Als geborene Perfektionistin, ausgestattet mit Organisationstalent und Fleiß, stürzte ich mich in die Planung unserer kirchlichen Hochzeit. Anfangs war nur wichtig, wir wollen „Ja“ sagen vor Gott, tanzen und feiern. Doch dann eröffnete sich vor mir die wunderbare Hochzeitswelt. Meine beste Freundin und ich besuchten jetzt natürlich auch eine Hochzeitsmesse, wir zogen von Brautladen zu Brautladen um „das“ Kleid zu finden. Bei jedem Treffen besprachen wir neue Details zum großen Tag. Meinen wundervollen Mann konnte ich überzeugen mit mir einen Tanzkurs zu besuchen, Torten probieren zu gehen, Bands probe zu hören und und und. Ein halbes Jahr, Tag für Tag haben wir philosophiert, diskutiert, geplant, gestritten und uns versöhnt. Eine wunderbare stressige Zeit.
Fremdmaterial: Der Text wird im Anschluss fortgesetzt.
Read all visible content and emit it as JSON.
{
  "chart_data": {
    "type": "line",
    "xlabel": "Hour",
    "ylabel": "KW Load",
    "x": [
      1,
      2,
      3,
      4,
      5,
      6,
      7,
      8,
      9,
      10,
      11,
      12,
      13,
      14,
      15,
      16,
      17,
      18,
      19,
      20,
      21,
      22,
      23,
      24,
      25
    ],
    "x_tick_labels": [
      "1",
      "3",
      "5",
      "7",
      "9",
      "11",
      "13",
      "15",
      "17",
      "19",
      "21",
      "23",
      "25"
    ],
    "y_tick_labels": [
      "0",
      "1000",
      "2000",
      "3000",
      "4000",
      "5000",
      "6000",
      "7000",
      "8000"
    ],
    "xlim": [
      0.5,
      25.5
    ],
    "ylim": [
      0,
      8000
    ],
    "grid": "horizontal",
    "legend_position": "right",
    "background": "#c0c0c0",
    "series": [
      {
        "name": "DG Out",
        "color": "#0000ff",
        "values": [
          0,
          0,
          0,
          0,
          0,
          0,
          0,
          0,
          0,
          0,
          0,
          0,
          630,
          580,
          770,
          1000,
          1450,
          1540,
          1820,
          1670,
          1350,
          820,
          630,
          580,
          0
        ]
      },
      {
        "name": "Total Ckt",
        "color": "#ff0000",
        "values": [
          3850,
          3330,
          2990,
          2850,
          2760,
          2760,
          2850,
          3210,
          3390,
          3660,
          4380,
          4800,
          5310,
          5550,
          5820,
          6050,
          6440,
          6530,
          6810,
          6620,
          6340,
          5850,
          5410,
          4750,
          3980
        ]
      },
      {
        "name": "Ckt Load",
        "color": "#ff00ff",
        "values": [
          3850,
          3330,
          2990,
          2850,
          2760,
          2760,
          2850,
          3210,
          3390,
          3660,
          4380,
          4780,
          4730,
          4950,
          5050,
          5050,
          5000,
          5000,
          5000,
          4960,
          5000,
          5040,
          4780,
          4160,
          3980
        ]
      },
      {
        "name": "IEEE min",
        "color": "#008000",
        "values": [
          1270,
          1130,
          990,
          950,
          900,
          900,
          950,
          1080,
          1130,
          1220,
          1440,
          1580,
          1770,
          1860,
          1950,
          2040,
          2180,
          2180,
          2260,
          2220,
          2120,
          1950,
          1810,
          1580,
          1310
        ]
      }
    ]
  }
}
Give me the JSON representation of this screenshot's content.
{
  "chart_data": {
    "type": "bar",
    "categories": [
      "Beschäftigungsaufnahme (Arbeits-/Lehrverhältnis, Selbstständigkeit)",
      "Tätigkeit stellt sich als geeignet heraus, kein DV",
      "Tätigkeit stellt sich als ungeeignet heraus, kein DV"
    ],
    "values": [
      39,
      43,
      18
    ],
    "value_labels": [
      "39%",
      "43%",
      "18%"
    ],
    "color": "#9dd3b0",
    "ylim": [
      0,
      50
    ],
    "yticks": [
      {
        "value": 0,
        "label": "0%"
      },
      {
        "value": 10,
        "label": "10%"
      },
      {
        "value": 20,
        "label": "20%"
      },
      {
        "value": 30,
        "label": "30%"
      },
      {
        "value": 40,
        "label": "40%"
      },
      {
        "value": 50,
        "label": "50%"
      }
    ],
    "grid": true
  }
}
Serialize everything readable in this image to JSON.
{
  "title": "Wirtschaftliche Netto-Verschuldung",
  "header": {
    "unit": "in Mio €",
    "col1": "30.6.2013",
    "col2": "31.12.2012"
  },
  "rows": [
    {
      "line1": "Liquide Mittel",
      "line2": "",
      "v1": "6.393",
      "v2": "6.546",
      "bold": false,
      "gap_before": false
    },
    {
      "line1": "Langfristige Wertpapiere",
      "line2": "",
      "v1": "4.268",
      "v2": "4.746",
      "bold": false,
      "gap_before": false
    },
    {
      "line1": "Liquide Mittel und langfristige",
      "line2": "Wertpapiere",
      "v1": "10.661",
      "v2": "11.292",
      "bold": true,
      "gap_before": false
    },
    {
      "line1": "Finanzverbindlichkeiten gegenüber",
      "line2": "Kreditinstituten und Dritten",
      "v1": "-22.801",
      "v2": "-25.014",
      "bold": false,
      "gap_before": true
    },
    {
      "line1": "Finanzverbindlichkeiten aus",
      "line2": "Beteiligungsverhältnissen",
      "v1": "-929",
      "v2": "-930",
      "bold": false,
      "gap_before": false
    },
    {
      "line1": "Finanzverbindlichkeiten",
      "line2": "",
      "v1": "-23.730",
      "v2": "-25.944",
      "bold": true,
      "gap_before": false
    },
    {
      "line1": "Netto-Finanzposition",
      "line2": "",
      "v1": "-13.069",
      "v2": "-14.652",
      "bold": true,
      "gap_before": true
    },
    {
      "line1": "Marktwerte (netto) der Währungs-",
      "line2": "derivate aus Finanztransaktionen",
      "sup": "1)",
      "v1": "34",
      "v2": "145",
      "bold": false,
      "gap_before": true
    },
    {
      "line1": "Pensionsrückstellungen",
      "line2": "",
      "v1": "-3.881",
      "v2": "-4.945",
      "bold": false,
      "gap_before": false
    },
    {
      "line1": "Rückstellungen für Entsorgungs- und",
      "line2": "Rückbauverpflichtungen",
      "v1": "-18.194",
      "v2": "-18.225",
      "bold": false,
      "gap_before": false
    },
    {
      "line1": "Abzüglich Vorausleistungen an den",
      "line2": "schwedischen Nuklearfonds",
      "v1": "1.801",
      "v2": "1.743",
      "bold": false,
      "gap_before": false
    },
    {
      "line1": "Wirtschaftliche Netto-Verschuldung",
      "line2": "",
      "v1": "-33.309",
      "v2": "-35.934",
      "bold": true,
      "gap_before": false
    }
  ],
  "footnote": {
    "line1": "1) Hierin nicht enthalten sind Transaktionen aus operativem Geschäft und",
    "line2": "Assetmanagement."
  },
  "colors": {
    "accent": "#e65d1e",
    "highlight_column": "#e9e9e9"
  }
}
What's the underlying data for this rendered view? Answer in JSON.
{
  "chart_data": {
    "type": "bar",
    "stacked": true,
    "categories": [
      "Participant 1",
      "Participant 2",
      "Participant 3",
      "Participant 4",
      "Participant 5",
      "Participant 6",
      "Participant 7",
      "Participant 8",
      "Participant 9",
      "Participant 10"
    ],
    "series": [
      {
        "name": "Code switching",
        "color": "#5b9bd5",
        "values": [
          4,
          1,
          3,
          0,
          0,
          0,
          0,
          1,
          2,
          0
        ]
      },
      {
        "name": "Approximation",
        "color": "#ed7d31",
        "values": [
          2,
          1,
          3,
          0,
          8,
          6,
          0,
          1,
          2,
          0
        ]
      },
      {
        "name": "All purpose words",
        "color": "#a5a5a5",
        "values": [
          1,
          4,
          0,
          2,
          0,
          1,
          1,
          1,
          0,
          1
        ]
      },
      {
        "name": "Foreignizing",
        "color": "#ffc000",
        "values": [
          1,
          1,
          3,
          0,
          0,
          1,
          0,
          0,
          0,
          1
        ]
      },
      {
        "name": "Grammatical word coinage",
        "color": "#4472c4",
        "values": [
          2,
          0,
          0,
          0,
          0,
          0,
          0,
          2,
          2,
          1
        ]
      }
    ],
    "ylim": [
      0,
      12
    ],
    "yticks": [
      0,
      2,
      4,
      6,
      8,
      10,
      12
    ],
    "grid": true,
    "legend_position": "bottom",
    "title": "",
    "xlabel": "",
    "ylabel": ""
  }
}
Diese Zeit ist so besonders, so wunderschön und gerne denke ich an die Zeit der Vorbereitungen zurück. Der schönste Tag im Leben rauschte wie ein Wirbelsturm an uns vorbei. Die Vorbereitungen der Hochzeit haben wir genossen und uns gefreut, wenn eine Idee Gestalt angenommen hat. Der Moment endlich ein Lied zum Anschneiden für die Hochzeitstorte gefunden zu haben. „Love and marriage, love and marriage…“ Ich sehe uns, wie wir da stehen. Diesmal habe ich die Hand oben. Das basteln mit meiner Trauzeugin und ihrem Freund, meinem Co.-Trauzeugen. Es war ein wunderschöner und lustiger Tag. Die vielen kleinen Entscheidungen, von den Farben bis zur Musik, die zu unserem großen Tag führten. Es bleibt die Erinnerung, das wunderschöne Gefühl, die gedruckten Bilder und die Bilder im Kopf, die Vorfreude auf die Hochzeitsreise in wenigen Wochen und eine neue Leidenschaft. Ich kann und will nicht loslassen von dieser wunderbaren Welt der einzigartigen Momente und Emotionen. Der Welt der Hochzeiten.